AMBER: Textiles designer Brigitte Singh lovingly lays out a piece of cloth embossed with a red poppy plant she says was probably designed for emperor Shah Jahan, builder of the Taj Mahal, four centuries ago.
For Singh — who moved from France to India 42 years ago and married into a maharaja’s family — this exquisite piece remains the ever-inspiring heart of her studio’s mission.
The 67-year-old is striving to keep alive the art of block printing, which flourished in the 16th and 17th centuries under the conquering but sophisticated Mughal dynasty that then ruled India.
“I was the first to give a renaissance to this kind of Mughal design,” Singh said in her traditional printing workshop in Rajasthan.
Having studied decorative arts in Paris, Singh arrived aged 25 in 1980 in western India’s Jaipur, the “last bastion” of the technique of using carved blocks of wood to print patterns on material.

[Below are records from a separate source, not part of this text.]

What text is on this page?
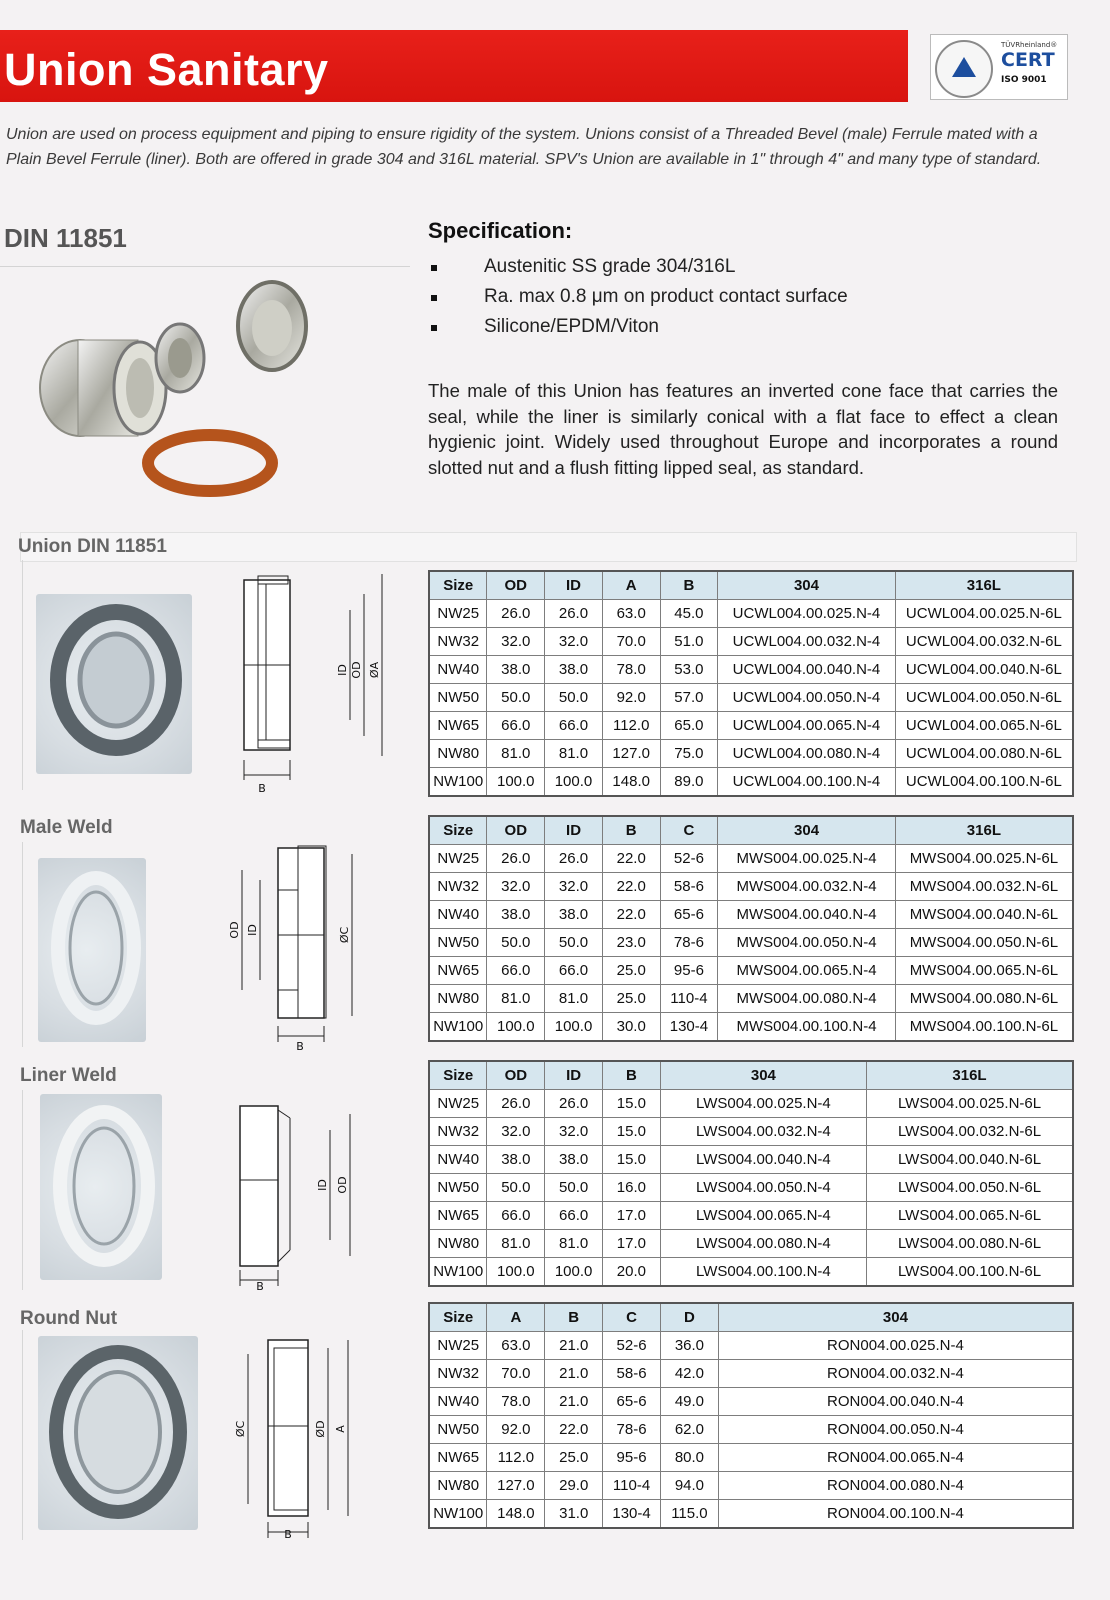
Union Sanitary	TÜVRheinland®
CERT
ISO 9001
Union are used on process equipment and piping to ensure rigidity of the system. Unions consist of a Threaded Bevel (male) Ferrule mated with a Plain Bevel Ferrule (liner). Both are offered in grade 304 and 316L material. SPV's Union are available in 1" through 4" and many type of standard.
DIN 11851	Specification:
Austenitic SS grade 304/316L
Ra. max 0.8 μm on product contact surface
Silicone/EPDM/Viton
The male of this Union has features an inverted cone face that carries the seal, while the liner is similarly conical with a flat face to effect a clean hygienic joint. Widely used throughout Europe and incorporates a round slotted nut and a flush fitting lipped seal, as standard.
Union DIN 11851
ID OD ØA
B
Size	OD	ID	A	B	304	316L
NW25	26.0	26.0	63.0	45.0	UCWL004.00.025.N-4	UCWL004.00.025.N-6L
NW32	32.0	32.0	70.0	51.0	UCWL004.00.032.N-4	UCWL004.00.032.N-6L
NW40	38.0	38.0	78.0	53.0	UCWL004.00.040.N-4	UCWL004.00.040.N-6L
NW50	50.0	50.0	92.0	57.0	UCWL004.00.050.N-4	UCWL004.00.050.N-6L
NW65	66.0	66.0	112.0	65.0	UCWL004.00.065.N-4	UCWL004.00.065.N-6L
NW80	81.0	81.0	127.0	75.0	UCWL004.00.080.N-4	UCWL004.00.080.N-6L
NW100	100.0	100.0	148.0	89.0	UCWL004.00.100.N-4	UCWL004.00.100.N-6L
Male Weld
OD ID	ØC
B
Size	OD	ID	B	C	304	316L
NW25	26.0	26.0	22.0	52-6	MWS004.00.025.N-4	MWS004.00.025.N-6L
NW32	32.0	32.0	22.0	58-6	MWS004.00.032.N-4	MWS004.00.032.N-6L
NW40	38.0	38.0	22.0	65-6	MWS004.00.040.N-4	MWS004.00.040.N-6L
NW50	50.0	50.0	23.0	78-6	MWS004.00.050.N-4	MWS004.00.050.N-6L
NW65	66.0	66.0	25.0	95-6	MWS004.00.065.N-4	MWS004.00.065.N-6L
NW80	81.0	81.0	25.0	110-4	MWS004.00.080.N-4	MWS004.00.080.N-6L
NW100	100.0	100.0	30.0	130-4	MWS004.00.100.N-4	MWS004.00.100.N-6L
Liner Weld
ID OD
B
Size	OD	ID	B	304	316L
NW25	26.0	26.0	15.0	LWS004.00.025.N-4	LWS004.00.025.N-6L
NW32	32.0	32.0	15.0	LWS004.00.032.N-4	LWS004.00.032.N-6L
NW40	38.0	38.0	15.0	LWS004.00.040.N-4	LWS004.00.040.N-6L
NW50	50.0	50.0	16.0	LWS004.00.050.N-4	LWS004.00.050.N-6L
NW65	66.0	66.0	17.0	LWS004.00.065.N-4	LWS004.00.065.N-6L
NW80	81.0	81.0	17.0	LWS004.00.080.N-4	LWS004.00.080.N-6L
NW100	100.0	100.0	20.0	LWS004.00.100.N-4	LWS004.00.100.N-6L
Round Nut
ØC	ØD A
B
Size	A	B	C	D	304
NW25	63.0	21.0	52-6	36.0	RON004.00.025.N-4
NW32	70.0	21.0	58-6	42.0	RON004.00.032.N-4
NW40	78.0	21.0	65-6	49.0	RON004.00.040.N-4
NW50	92.0	22.0	78-6	62.0	RON004.00.050.N-4
NW65	112.0	25.0	95-6	80.0	RON004.00.065.N-4
NW80	127.0	29.0	110-4	94.0	RON004.00.080.N-4
NW100	148.0	31.0	130-4	115.0	RON004.00.100.N-4
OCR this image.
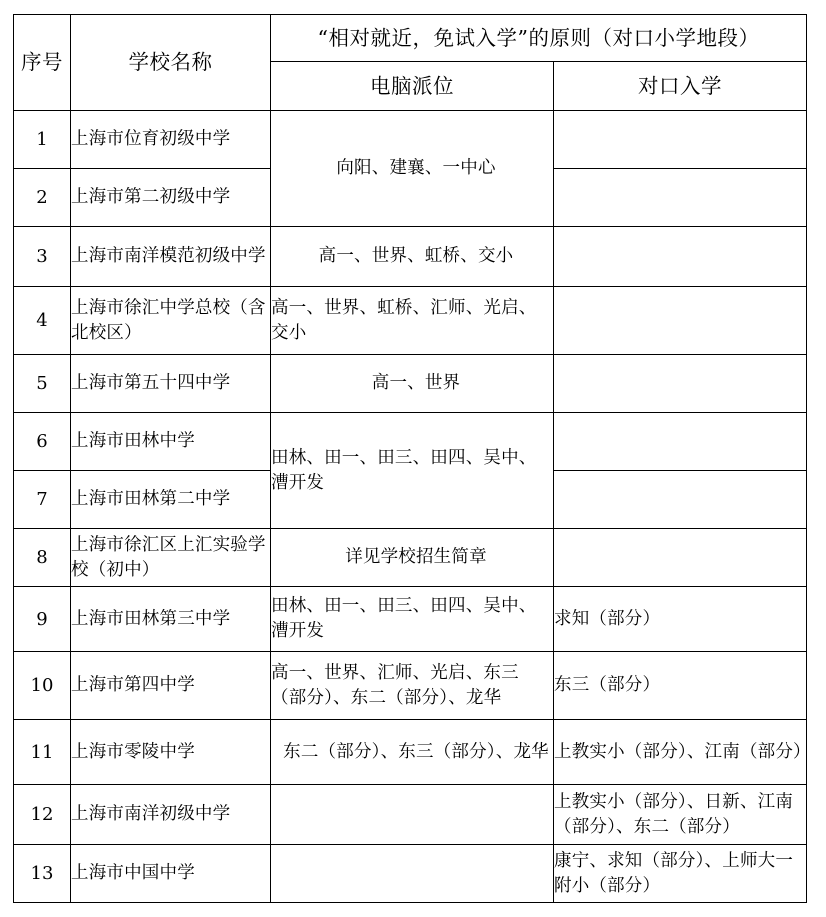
序号	学校名称	“相对就近，免试入学”的原则（对口小学地段）	
		电脑派位	对口入学
1	上海市位育初级中学	向阳、建襄、一中心	
2	上海市第二初级中学		
3	上海市南洋模范初级中学	高一、世界、虹桥、交小	
4	上海市徐汇中学总校（含北校区）	高一、世界、虹桥、汇师、光启、交小	
5	上海市第五十四中学	高一、世界	
6	上海市田林中学	田林、田一、田三、田四、吴中、漕开发	
7	上海市田林第二中学		
8	上海市徐汇区上汇实验学校（初中）	详见学校招生简章	
9	上海市田林第三中学	田林、田一、田三、田四、吴中、漕开发	求知（部分）
10	上海市第四中学	高一、世界、汇师、光启、东三（部分）、东二（部分）、龙华	东三（部分）
11	上海市零陵中学	东二（部分）、东三（部分）、龙华	上教实小（部分）、江南（部分）
12	上海市南洋初级中学		上教实小（部分）、日新、江南（部分）、东二（部分）
13	上海市中国中学		康宁、求知（部分）、上师大一附小（部分）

“I dreamed of practising (miniature art) in Isfahan. But the Ayatollahs had just arrived in Iran (in the Islamic revolution of 1979). Or Herat, but the Soviets had just arrived in Afghanistan,” she remembers. “So by default, I ended up in Jaipur,” she said.
A few months after arriving, Singh was introduced to a member of the local nobility who was related to the maharaja of Rajasthan. They married in 1982. At first, Singh still hoped to try her hand at miniature painting. But after scouring the city for traditional paper to work on, she came across workshops using block printing.